Berapa banyak orang yang terlibat dalam percobaan donanemab terbaru?

  • Ada 1.736 orang yang berpartisipasi dalam percobaan terbaru.
  • Semua peserta berusia antara 60 hingga 85 tahun.
  • Semua peserta harus memiliki gejala awal penyakit Alzheimer dan didiagnosis dengan baik Gangguan Kognitif Ringan atau demensia ringan akibat penyakit Alzheimer.
  • Sebagai bagian dari kriteria percobaan, orang-orang dalam percobaan harus memiliki perubahan struktur otak yang khas dari penyakit Alzheimer.

Apa saja efek samping yang dilaporkan sejauh ini?

  • Seperti obat jenis ini lainnya, gangguan pencitraan terkait amiloid (ARIA) ditemukan dalam studi ini. Ada dua jenis gangguan ini yang dilaporkan:
    • Pembengkakan sementara di satu area atau beberapa area di otak (ARIA-E)
    • Mikrohemoragik atau siderosis superfisial (ARIA-H)
  • Pembengkakan sementara di satu area atau beberapa area di otak (ARIA-E) terjadi pada 24% dari orang yang mengonsumsi obat donanemab.
  • Mikrohemoragik atau siderosis superfisial (ARIA-H) terjadi pada 31,4% dari orang yang mengonsumsi obat donanemab, dan pada 13,6% dari orang yang mengonsumsi plasebo.

Dari orang-orang dalam studi ini, 1,6% mengalami gangguan pencitraan terkait amiloid yang serius (ARIA).
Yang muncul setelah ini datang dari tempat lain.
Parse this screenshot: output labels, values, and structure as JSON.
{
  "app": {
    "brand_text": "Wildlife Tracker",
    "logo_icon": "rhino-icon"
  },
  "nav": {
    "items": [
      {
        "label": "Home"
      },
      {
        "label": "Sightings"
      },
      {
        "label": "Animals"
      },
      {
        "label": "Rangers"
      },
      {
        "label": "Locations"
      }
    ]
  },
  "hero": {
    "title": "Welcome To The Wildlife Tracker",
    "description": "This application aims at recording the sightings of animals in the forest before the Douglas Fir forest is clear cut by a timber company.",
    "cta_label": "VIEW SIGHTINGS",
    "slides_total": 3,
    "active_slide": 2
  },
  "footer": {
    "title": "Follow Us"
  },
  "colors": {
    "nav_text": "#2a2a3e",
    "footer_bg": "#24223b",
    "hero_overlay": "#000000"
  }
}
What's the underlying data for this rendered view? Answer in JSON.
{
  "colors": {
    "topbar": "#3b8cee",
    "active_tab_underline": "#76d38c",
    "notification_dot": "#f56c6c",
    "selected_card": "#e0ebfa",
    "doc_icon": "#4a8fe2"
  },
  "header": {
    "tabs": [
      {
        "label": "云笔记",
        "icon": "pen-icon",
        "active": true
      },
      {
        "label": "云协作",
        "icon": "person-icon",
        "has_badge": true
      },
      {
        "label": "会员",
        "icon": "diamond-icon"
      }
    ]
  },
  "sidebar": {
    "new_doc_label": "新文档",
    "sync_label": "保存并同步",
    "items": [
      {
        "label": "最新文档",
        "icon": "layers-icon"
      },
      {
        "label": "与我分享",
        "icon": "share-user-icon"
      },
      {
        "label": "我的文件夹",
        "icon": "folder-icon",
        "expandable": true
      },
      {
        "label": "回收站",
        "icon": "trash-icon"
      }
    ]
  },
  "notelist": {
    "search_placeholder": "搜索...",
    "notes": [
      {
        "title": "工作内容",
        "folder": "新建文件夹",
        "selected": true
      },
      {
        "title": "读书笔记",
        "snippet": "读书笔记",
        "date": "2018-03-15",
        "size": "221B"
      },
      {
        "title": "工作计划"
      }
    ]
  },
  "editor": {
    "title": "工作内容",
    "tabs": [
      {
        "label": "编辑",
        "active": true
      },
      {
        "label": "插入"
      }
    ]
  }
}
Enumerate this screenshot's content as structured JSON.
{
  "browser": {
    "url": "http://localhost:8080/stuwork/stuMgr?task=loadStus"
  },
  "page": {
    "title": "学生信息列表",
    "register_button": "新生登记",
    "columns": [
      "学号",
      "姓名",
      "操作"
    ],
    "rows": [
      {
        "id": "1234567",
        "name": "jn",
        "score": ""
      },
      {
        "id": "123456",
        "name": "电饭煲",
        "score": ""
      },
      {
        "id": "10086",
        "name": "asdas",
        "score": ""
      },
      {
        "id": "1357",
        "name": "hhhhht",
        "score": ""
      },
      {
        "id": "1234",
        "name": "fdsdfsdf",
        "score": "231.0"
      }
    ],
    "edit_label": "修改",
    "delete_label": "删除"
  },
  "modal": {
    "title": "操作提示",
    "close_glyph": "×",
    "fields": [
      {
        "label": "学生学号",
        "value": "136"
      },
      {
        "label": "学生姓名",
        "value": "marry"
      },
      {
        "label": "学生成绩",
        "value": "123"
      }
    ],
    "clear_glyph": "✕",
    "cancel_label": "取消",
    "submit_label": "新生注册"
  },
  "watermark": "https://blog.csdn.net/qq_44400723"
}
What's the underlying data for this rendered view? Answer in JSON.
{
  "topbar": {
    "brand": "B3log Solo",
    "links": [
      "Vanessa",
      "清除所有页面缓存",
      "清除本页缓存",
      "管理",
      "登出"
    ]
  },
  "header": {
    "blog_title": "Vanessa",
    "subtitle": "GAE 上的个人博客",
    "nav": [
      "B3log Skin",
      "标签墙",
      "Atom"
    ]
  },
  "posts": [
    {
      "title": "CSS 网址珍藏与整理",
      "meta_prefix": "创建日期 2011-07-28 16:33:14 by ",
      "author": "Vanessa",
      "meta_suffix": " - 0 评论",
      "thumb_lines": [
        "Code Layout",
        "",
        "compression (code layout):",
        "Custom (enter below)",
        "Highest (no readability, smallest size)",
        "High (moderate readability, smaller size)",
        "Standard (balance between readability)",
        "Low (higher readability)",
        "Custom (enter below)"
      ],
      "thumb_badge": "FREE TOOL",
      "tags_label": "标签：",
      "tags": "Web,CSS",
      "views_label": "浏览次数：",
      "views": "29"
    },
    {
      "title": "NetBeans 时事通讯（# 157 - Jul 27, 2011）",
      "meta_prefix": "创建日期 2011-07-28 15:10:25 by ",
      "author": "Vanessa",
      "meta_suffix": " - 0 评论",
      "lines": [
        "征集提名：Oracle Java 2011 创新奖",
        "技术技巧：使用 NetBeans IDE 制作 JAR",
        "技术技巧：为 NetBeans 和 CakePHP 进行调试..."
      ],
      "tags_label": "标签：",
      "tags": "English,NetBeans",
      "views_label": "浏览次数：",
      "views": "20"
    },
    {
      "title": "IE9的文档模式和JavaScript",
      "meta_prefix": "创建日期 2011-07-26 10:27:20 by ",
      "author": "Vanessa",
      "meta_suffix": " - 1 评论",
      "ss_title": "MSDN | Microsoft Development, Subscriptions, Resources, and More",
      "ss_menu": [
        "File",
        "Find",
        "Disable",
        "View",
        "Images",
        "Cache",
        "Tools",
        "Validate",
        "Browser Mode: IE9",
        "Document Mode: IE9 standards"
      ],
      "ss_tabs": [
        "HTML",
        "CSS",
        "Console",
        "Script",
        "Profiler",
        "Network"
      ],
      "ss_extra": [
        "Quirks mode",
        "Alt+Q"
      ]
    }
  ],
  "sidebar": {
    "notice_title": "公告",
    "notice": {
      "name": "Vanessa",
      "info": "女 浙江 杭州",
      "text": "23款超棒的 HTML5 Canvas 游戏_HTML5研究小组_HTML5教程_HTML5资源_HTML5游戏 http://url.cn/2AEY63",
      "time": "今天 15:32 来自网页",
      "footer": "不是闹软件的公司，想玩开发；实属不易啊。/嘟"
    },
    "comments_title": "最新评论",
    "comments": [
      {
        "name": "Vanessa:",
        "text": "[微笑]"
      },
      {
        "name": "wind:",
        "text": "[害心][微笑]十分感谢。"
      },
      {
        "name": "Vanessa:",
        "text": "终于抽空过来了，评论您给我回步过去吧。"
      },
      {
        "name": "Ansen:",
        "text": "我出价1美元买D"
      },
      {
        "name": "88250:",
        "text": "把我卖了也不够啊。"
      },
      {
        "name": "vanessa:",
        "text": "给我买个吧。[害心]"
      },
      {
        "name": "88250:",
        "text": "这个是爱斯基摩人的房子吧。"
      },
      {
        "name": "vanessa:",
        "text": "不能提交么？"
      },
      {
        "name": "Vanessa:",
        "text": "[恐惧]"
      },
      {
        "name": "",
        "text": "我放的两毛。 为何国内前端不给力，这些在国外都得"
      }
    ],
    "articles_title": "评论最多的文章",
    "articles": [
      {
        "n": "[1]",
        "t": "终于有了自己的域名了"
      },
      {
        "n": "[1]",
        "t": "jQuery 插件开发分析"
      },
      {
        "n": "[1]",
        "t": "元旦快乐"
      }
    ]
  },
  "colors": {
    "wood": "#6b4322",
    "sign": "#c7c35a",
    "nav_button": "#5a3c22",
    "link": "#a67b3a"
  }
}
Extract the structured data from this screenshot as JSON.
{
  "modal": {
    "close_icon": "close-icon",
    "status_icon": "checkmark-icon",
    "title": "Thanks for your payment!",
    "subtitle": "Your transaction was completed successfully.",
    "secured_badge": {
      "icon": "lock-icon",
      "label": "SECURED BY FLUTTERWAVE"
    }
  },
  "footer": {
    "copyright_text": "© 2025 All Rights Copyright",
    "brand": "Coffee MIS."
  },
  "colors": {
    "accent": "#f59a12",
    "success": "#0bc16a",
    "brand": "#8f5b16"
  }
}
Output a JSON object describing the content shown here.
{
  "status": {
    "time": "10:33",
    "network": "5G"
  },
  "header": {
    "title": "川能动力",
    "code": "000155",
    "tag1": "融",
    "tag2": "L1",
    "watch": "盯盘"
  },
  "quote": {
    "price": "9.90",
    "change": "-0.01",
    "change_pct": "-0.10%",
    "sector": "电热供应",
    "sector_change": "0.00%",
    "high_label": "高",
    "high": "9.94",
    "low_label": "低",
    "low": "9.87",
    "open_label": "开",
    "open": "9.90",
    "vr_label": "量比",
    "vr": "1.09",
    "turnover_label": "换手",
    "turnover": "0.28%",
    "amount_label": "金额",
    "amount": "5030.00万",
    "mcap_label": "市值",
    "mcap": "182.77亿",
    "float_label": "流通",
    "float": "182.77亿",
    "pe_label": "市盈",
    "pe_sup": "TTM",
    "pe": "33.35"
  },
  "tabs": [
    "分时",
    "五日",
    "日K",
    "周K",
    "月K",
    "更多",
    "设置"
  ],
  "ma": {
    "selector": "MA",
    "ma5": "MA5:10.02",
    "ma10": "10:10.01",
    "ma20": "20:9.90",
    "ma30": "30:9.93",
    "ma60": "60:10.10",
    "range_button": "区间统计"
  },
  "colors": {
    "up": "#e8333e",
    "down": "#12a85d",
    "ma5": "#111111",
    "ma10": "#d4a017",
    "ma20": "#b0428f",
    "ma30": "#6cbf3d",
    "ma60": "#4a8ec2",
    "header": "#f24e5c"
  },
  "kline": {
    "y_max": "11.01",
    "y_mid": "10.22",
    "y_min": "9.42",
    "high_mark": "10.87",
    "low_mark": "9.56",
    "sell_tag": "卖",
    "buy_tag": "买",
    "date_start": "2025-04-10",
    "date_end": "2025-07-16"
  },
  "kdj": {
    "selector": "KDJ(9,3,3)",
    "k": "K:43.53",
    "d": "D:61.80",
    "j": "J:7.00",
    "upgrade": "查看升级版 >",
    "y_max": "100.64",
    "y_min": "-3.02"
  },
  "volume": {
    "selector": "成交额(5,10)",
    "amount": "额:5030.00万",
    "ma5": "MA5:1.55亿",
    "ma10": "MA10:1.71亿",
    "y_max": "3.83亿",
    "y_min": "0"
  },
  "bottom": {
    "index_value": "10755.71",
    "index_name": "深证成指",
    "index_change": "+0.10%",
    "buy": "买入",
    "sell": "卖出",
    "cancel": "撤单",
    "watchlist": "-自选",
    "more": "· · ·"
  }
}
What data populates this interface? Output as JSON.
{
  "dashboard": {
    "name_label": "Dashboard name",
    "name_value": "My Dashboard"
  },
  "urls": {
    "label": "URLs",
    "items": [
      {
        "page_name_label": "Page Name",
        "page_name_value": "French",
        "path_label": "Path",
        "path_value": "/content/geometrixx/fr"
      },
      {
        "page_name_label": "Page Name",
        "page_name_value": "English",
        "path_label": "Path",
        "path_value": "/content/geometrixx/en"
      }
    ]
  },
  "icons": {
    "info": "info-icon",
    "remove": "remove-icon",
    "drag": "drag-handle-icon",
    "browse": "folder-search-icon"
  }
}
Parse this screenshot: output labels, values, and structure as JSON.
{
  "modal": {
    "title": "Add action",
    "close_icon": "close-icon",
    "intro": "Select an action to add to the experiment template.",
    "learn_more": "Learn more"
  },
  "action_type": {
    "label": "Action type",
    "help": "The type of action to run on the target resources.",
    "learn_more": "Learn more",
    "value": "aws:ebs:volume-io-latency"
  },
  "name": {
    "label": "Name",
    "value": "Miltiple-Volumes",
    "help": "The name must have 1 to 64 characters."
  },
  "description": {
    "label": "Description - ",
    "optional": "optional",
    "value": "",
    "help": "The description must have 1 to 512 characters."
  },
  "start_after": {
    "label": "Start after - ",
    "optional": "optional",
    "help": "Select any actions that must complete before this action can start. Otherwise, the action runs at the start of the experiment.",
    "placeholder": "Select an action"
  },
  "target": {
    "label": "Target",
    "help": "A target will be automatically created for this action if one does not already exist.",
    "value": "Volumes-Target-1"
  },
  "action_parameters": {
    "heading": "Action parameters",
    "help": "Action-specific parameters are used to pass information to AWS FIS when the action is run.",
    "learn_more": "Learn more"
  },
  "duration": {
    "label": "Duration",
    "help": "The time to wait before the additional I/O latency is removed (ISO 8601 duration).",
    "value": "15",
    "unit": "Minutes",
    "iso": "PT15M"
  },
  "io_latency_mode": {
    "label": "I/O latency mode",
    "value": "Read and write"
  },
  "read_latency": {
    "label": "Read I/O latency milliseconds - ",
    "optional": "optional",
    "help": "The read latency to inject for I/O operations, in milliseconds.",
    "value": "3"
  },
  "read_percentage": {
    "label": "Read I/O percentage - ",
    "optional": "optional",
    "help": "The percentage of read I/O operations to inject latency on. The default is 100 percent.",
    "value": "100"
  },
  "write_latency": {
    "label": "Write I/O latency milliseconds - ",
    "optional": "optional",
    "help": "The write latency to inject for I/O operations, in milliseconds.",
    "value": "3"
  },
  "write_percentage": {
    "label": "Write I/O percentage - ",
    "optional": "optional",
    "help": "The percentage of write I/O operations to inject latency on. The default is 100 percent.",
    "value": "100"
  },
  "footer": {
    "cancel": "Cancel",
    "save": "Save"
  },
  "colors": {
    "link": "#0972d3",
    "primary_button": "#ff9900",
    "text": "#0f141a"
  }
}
Dua orang dalam percobaan meninggal akibat ARIA dan satu orang ketiga meninggal setelah mengalami insiden ARIA yang serius.

Kapan kita akan mengetahui lebih banyak tentang donanemab/Kisunla?

Sekarang bahwa hasil lengkap percobaan Fase 3 telah dirilis, para ilmuwan di seluruh dunia akan meninjau data dengan hati-hati. Evaluasi ilmiah komunitas yang lebih luas dan ketat terhadap risiko dan manfaat donanemab akan berlanjut selama beberapa waktu.

Menurut clinicaltrials.gov, setidaknya ada empat percobaan Fase 3 lainnya dari donanemab yang masih berlangsung. Studi-studi ini diharapkan selesai pada 2024, 2025, dan 2027. Ketika studi-studi ini dirilis, kita akan mengetahui lebih banyak tentang risiko dan manfaat donanemab.

Apa lagi yang perlu saya ketahui tentang pengembangan obat demensia saat ini?

Saat ini ada lebih dari 127 obat demensia yang sedang dikembangkan secara internasional. Dorongan besar dalam bidang pengembangan obat adalah untuk menemukan obat yang mengobati penyebab mendasar demensia, bukan hanya gejala demensia.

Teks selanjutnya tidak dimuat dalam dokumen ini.